Dans une déclaration diffusée le 2 juin 2025 sur les réseaux sociaux, l’opposant congolais Martin Fayulu tire la sonnette d’alarme face au danger croissant de fragmentation de la République démocratique du Congo. « Nous vivons sans doute les heures les plus sombres de notre histoire », a-t-il déclaré, s’inquiétant d’un processus de « balkanisation » du pays qu’il estime désormais en cours.
L’ancien candidat à la présidentielle s’en prend directement à trois figures clés qu’il estime impliquées dans la dégradation actuelle : Corneille Nangaa, Joseph Kabila et le président Félix Tshisekedi.
À Corneille Nangaa, qu’il associe au groupe armé M23/AFC, Fayulu demande expressément de mettre fin à toute complicité dans les violences à l’est du pays. « Aucune ambition ne justifie la souffrance de tout un peuple », a-t-il lancé dans son message de moins de trois minutes.

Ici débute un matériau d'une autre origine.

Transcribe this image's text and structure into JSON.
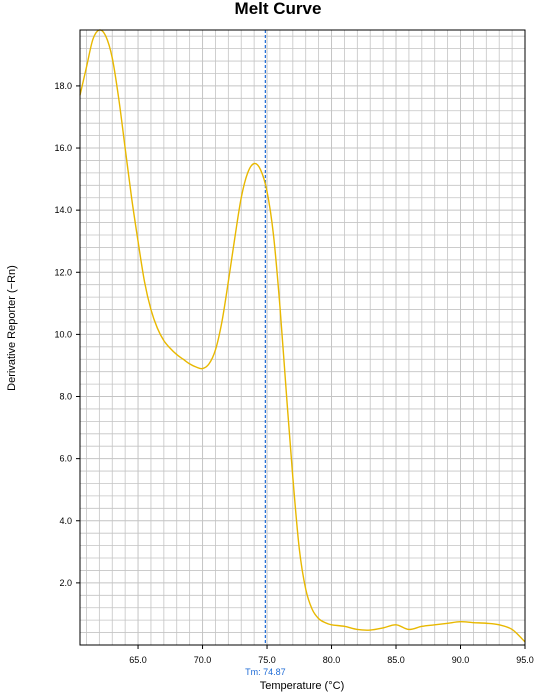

Il interpelle également Joseph Kabila, ancien président de la RDC, dont la présence récente à Goma est perçue comme un signal de rapprochement avec des acteurs déstabilisateurs. Pour Fayulu, cette posture est inacceptable. « Le seul chemin vers la rédemption, c’est le dialogue, pas la compromission », a-t-il averti, en référence au rôle qu’il attribue à Kabila dans la crise actuelle.
Fayulu n’a pas épargné non plus l’actuel chef de l’État, Félix Tshisekedi, qu’il exhorte à prendre la pleine mesure de ses responsabilités face au péril national. Il l’enjoint à ne pas être celui sous qui le pays sombrera dans la désintégration, et propose une rencontre directe, non pour obtenir une faveur, mais pour engager une discussion sérieuse au nom de l’intérêt national.
Dans la même dynamique, le président du parti Engagement pour la citoyenneté et le développement (ECiDé) apporte son soutien à l’initiative des confessions religieuses qui plaident pour un forum national inclusif. À travers son message, Martin Fayulu espère encourager les efforts des leaders religieux, en attente d’une audience auprès du président Tshisekedi.